Betapa berisiknya dunia ini. Saya sadar bahwa saya sensitif terhadap bunyi-bunyian. Saya juga agak tuli karena bisingnya dunia sehingga kadang perlu bertanya ‘Apa?’ dan ‘Hah?’ pada yang sedang mengajak saya bicara. Di tempat ramai seperti mall saya sering merasa mengambang agak pusing mendengar berisiknya semua toko yang bersaingan sekeras-kerasnya menggaungkan musik-musik hits masa kini, pop, kpop, melayu, penyanyi yang disponsori restoran ayam, dst (industri musik sekarang penuh penderitaan menurut saya, dan membuat saya menderita juga karena sulit melarikan diri dari serangan musik tak terduga). Di jalanan tentu berisik suara mobil, motor, bis, becak, bajaj, kereta, tukang parkir yang meniup peluit, suara heboh dari mobil lewat yang memainkan lagu dugem misalnya, dst. Di dalam salah satu dari kendaraan saya masih diganggu oleh suara mesin kendaraan tersebut, atau musik dari radio yang tidak saya inginkan.
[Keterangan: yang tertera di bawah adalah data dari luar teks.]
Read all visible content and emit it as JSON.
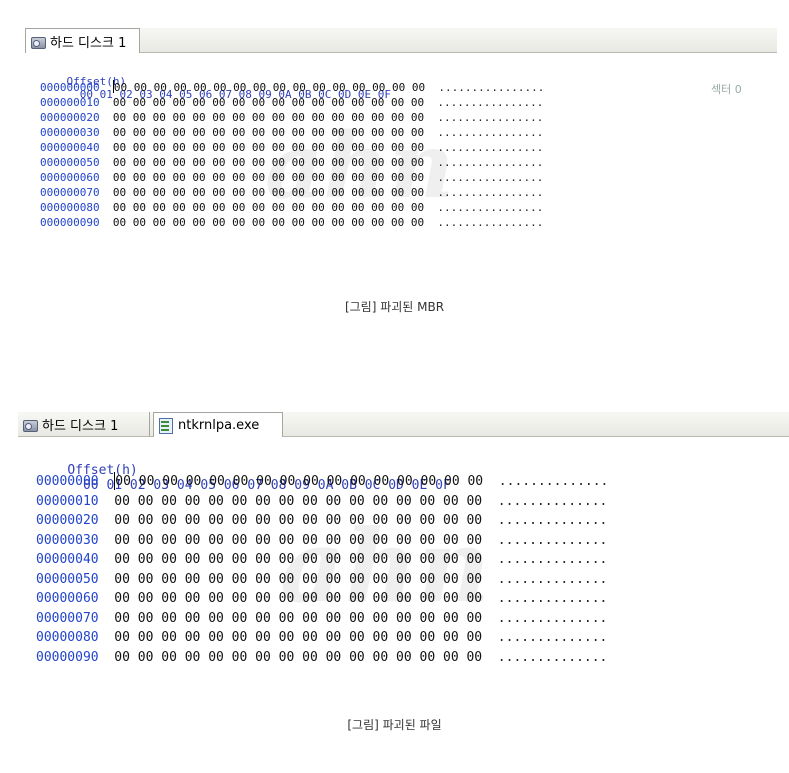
{
  "panel1": {
    "tab_label": "하드 디스크 1",
    "header_offset": "Offset(h)",
    "columns": [
      "00",
      "01",
      "02",
      "03",
      "04",
      "05",
      "06",
      "07",
      "08",
      "09",
      "0A",
      "0B",
      "0C",
      "0D",
      "0E",
      "0F"
    ],
    "rows": [
      {
        "offset": "000000000",
        "hex": "00 00 00 00 00 00 00 00 00 00 00 00 00 00 00 00",
        "ascii": "................"
      },
      {
        "offset": "000000010",
        "hex": "00 00 00 00 00 00 00 00 00 00 00 00 00 00 00 00",
        "ascii": "................"
      },
      {
        "offset": "000000020",
        "hex": "00 00 00 00 00 00 00 00 00 00 00 00 00 00 00 00",
        "ascii": "................"
      },
      {
        "offset": "000000030",
        "hex": "00 00 00 00 00 00 00 00 00 00 00 00 00 00 00 00",
        "ascii": "................"
      },
      {
        "offset": "000000040",
        "hex": "00 00 00 00 00 00 00 00 00 00 00 00 00 00 00 00",
        "ascii": "................"
      },
      {
        "offset": "000000050",
        "hex": "00 00 00 00 00 00 00 00 00 00 00 00 00 00 00 00",
        "ascii": "................"
      },
      {
        "offset": "000000060",
        "hex": "00 00 00 00 00 00 00 00 00 00 00 00 00 00 00 00",
        "ascii": "................"
      },
      {
        "offset": "000000070",
        "hex": "00 00 00 00 00 00 00 00 00 00 00 00 00 00 00 00",
        "ascii": "................"
      },
      {
        "offset": "000000080",
        "hex": "00 00 00 00 00 00 00 00 00 00 00 00 00 00 00 00",
        "ascii": "................"
      },
      {
        "offset": "000000090",
        "hex": "00 00 00 00 00 00 00 00 00 00 00 00 00 00 00 00",
        "ascii": "................"
      }
    ],
    "sector_label": "섹터 0",
    "caption": "[그림] 파괴된 MBR"
  },
  "panel2": {
    "tabs": [
      {
        "label": "하드 디스크 1",
        "icon": "hard-disk-icon"
      },
      {
        "label": "ntkrnlpa.exe",
        "icon": "exe-file-icon"
      }
    ],
    "header_offset": "Offset(h)",
    "columns": [
      "00",
      "01",
      "02",
      "03",
      "04",
      "05",
      "06",
      "07",
      "08",
      "09",
      "0A",
      "0B",
      "0C",
      "0D",
      "0E",
      "0F"
    ],
    "rows": [
      {
        "offset": "00000000",
        "hex": "00 00 00 00 00 00 00 00 00 00 00 00 00 00 00 00",
        "ascii": ".............."
      },
      {
        "offset": "00000010",
        "hex": "00 00 00 00 00 00 00 00 00 00 00 00 00 00 00 00",
        "ascii": ".............."
      },
      {
        "offset": "00000020",
        "hex": "00 00 00 00 00 00 00 00 00 00 00 00 00 00 00 00",
        "ascii": ".............."
      },
      {
        "offset": "00000030",
        "hex": "00 00 00 00 00 00 00 00 00 00 00 00 00 00 00 00",
        "ascii": ".............."
      },
      {
        "offset": "00000040",
        "hex": "00 00 00 00 00 00 00 00 00 00 00 00 00 00 00 00",
        "ascii": ".............."
      },
      {
        "offset": "00000050",
        "hex": "00 00 00 00 00 00 00 00 00 00 00 00 00 00 00 00",
        "ascii": ".............."
      },
      {
        "offset": "00000060",
        "hex": "00 00 00 00 00 00 00 00 00 00 00 00 00 00 00 00",
        "ascii": ".............."
      },
      {
        "offset": "00000070",
        "hex": "00 00 00 00 00 00 00 00 00 00 00 00 00 00 00 00",
        "ascii": ".............."
      },
      {
        "offset": "00000080",
        "hex": "00 00 00 00 00 00 00 00 00 00 00 00 00 00 00 00",
        "ascii": ".............."
      },
      {
        "offset": "00000090",
        "hex": "00 00 00 00 00 00 00 00 00 00 00 00 00 00 00 00",
        "ascii": ".............."
      }
    ],
    "caption": "[그림] 파괴된 파일"
  }
}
Di dalam kendaraan umum saat saya memilih menjejalkan telinga saya dengan headset, saya malah mendapati diri saya merasa makin runyam karena harus memilih fokus antara dua macam suara; suara keras di telinga saya yang menggaungkan Romanzen-nya Wagner atau suara samar-samar mengganggu dari campuran suara kendaraan ditambah obrolan orang sekeliling.

Saya memikirkan anak-anak kecil yang tumbuh pada masa kini, mereka menonton televisi yang berisik, bermain di timezone yang berisik, game di komputer yang berisik, dan xbox yang berisik. Generasi anak muda sekarang sepertinya baik-baik saja dengan keberisikan ini. Mungkin mereka menganggap keberisikan ini sebagai sesuatu yang alamiah (angkat bahu). Tapi tidak bagi saya dan jiwa tua saya yang rindu masa lampau, bertanya-tanya apakah masa lampau lebih hening daripada masa kini? Kemudian sekali lagi merasa salah zaman dan salah tempat, merasa bahwa harusnya saya hidup di Jerman di masa transisi klasik ke romantik. Ah tapi zaman dulu perempuan masih menjadi sekedar ornamen dan tidak diutamakan mendapat pendidikan. Ah feminisme toh tetap ada sampai zaman sekarang karena problem tetap ada, namun bergeser tidak disitu terus. Oke sepertinya saya melenceng.

Ketika diam menjadi sesuatu yang langka dan sulit ditemukan bagi orang yang merindukan dan mencari diam, tentu perekonomian menampakkan dirinya. Apakah harus ada produsen yang memproduksi diam dan membandrolnya dengan harga yang tinggi? Diam kemudian menjadi komoditi pula. Orang bisa ‘membeli diam’ dengan panel kedap suara, penyumbat telinga, dan hal lain yang bisa menyelamatkan diri mereka dari suara berisik.

Di sisi lain, orang yang terbiasa dengan keberisikan agak canggung dan takut pada diam dan menganggapnya sebagai sesuatu yang mengerikan. Lift, rumah sakit, penjara, makam, dan alam bebas yang cenderung lebih sunyi menjadi tempat yang mungkin mereka hindari.

Well, saya masih mencari tools yang pas untuk menaklukkan makanan saya, dan harus menemukannya secepatnya sebelum saya kelaparan.